Current standards have already driven the average cost of a mid-priced automobile to $35,000, out of the reach of many Americans. This has resulted in cars being kept far longer than previously. In particular, the average age of an American car is now 12 years, in comparison with only 8.5 years, 20 years ago. And older cars further reduce driver safety.
Now coming to the rescue is a joint study by the EPA and the Transportation Department. Together they have spent the past year gathering data and meeting with safety, environmental, and industry groups. This information was used to assess how fuel economy requirements affect affordability, safety, jobs, pollution, the economy, and our country’s energy needs. In terms of greenhouse gas emissions and climate change, the Obama administration admitted its requirements would have minimal impacts.

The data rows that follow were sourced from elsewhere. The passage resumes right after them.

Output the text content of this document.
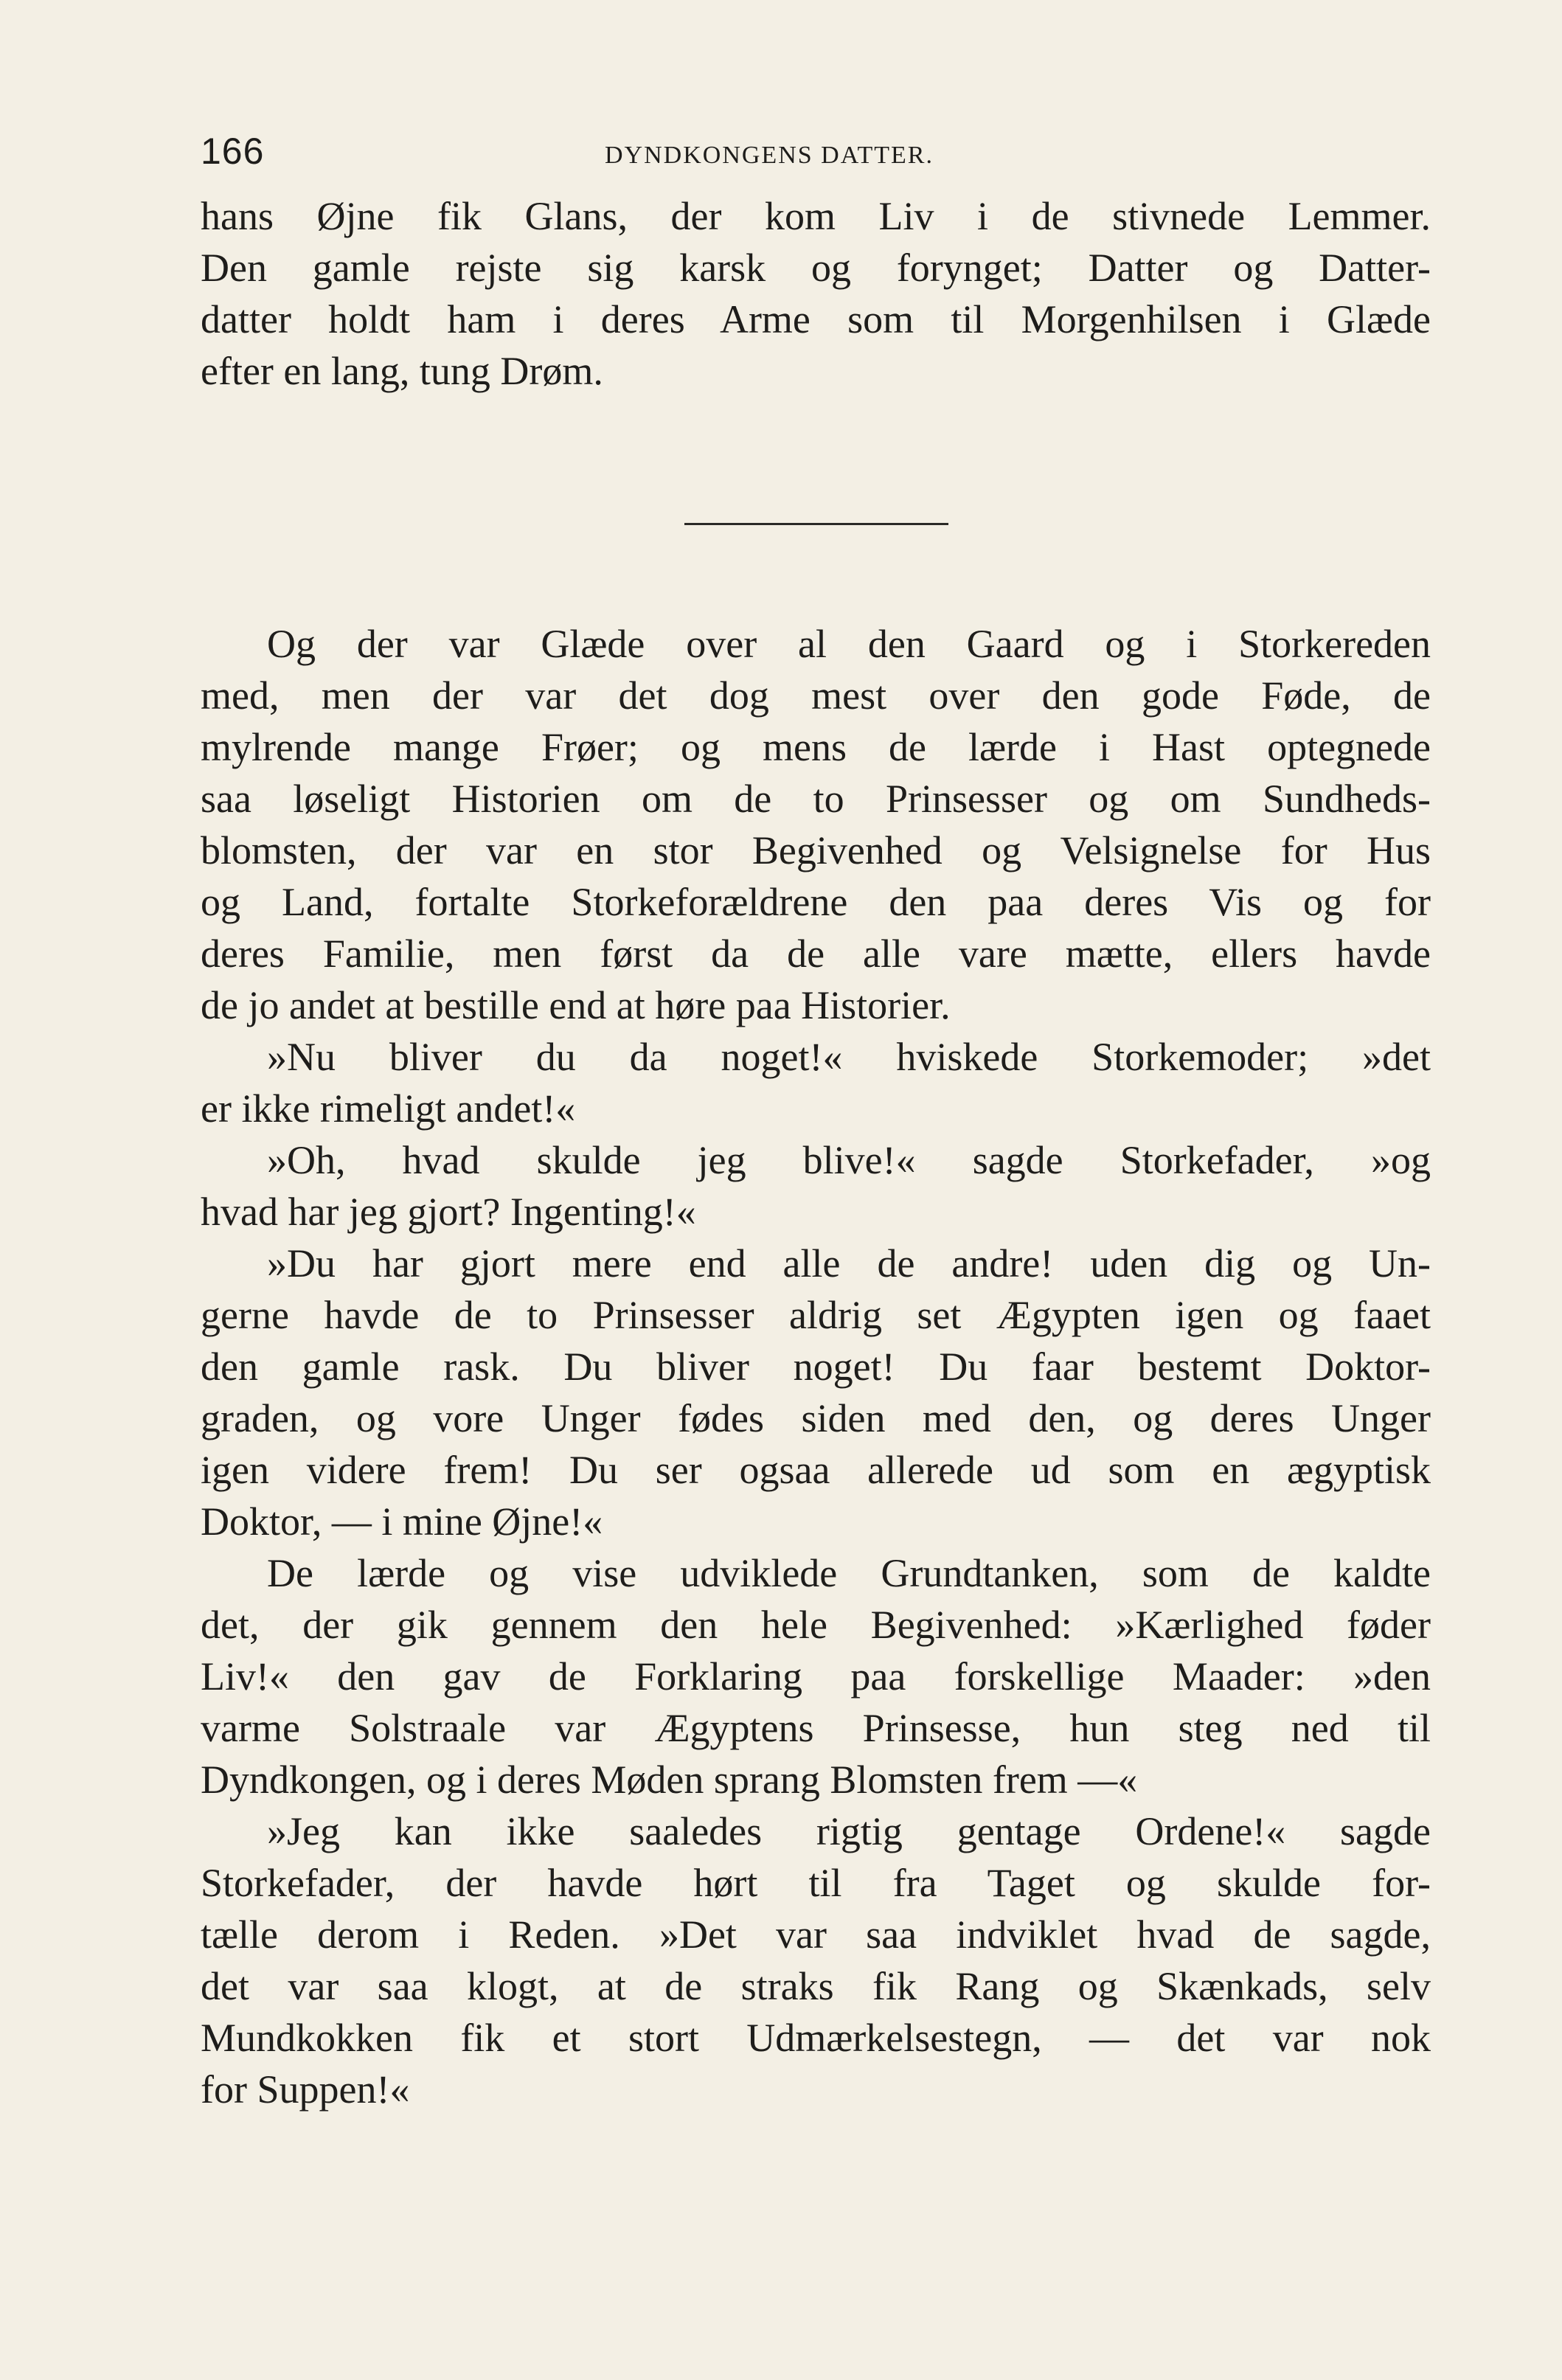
166	DYNDKONGENS DATTER.
hans Øjne fik Glans, der kom Liv i de stivnede Lemmer.
Den gamle rejste sig karsk og forynget; Datter og Datter-
datter holdt ham i deres Arme som til Morgenhilsen i Glæde
efter en lang, tung Drøm.
Og der var Glæde over al den Gaard og i Storkereden
med, men der var det dog mest over den gode Føde, de
mylrende mange Frøer; og mens de lærde i Hast optegnede
saa løseligt Historien om de to Prinsesser og om Sundheds-
blomsten, der var en stor Begivenhed og Velsignelse for Hus
og Land, fortalte Storkeforældrene den paa deres Vis og for
deres Familie, men først da de alle vare mætte, ellers havde
de jo andet at bestille end at høre paa Historier.
»Nu bliver du da noget!« hviskede Storkemoder; »det
er ikke rimeligt andet!«
»Oh, hvad skulde jeg blive!« sagde Storkefader, »og
hvad har jeg gjort? Ingenting!«
»Du har gjort mere end alle de andre! uden dig og Un-
gerne havde de to Prinsesser aldrig set Ægypten igen og faaet
den gamle rask. Du bliver noget! Du faar bestemt Doktor-
graden, og vore Unger fødes siden med den, og deres Unger
igen videre frem! Du ser ogsaa allerede ud som en ægyptisk
Doktor, — i mine Øjne!«
De lærde og vise udviklede Grundtanken, som de kaldte
det, der gik gennem den hele Begivenhed: »Kærlighed føder
Liv!« den gav de Forklaring paa forskellige Maader: »den
varme Solstraale var Ægyptens Prinsesse, hun steg ned til
Dyndkongen, og i deres Møden sprang Blomsten frem —«
»Jeg kan ikke saaledes rigtig gentage Ordene!« sagde
Storkefader, der havde hørt til fra Taget og skulde for-
tælle derom i Reden. »Det var saa indviklet hvad de sagde,
det var saa klogt, at de straks fik Rang og Skænkads, selv
Mundkokken fik et stort Udmærkelsestegn, — det var nok
for Suppen!«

On August 2, the EPA and the US Department of Transportation released a Notice of Proposed Rulemaking that they call the “Safer Affordable Fuel Efficient” (SAFE) vehicles rule to correct the previous rules. This would freeze fuel efficiency at the 2020 planned standard of 36 miles per gallon through 2026.
EPA Acting Administrator Andrew Wheeler said, “We are delivering on President Trump’s promise to the American public that his administration would address and fix the current fuel economy and greenhouse gas emissions standards.”
All of this is wonderful news, at least until all fuel efficiency standards are finally withdrawn. In a capitalist, free market economy leading the world in energy production, the U.S. government need not be involved at all.
Dr. Jay Lehr is the science director of The Heartland Institute which is based in Arlington Heights, Ill. Tom Harris is executive director of the Ottawa, Canada-based International Climate Science Coalition.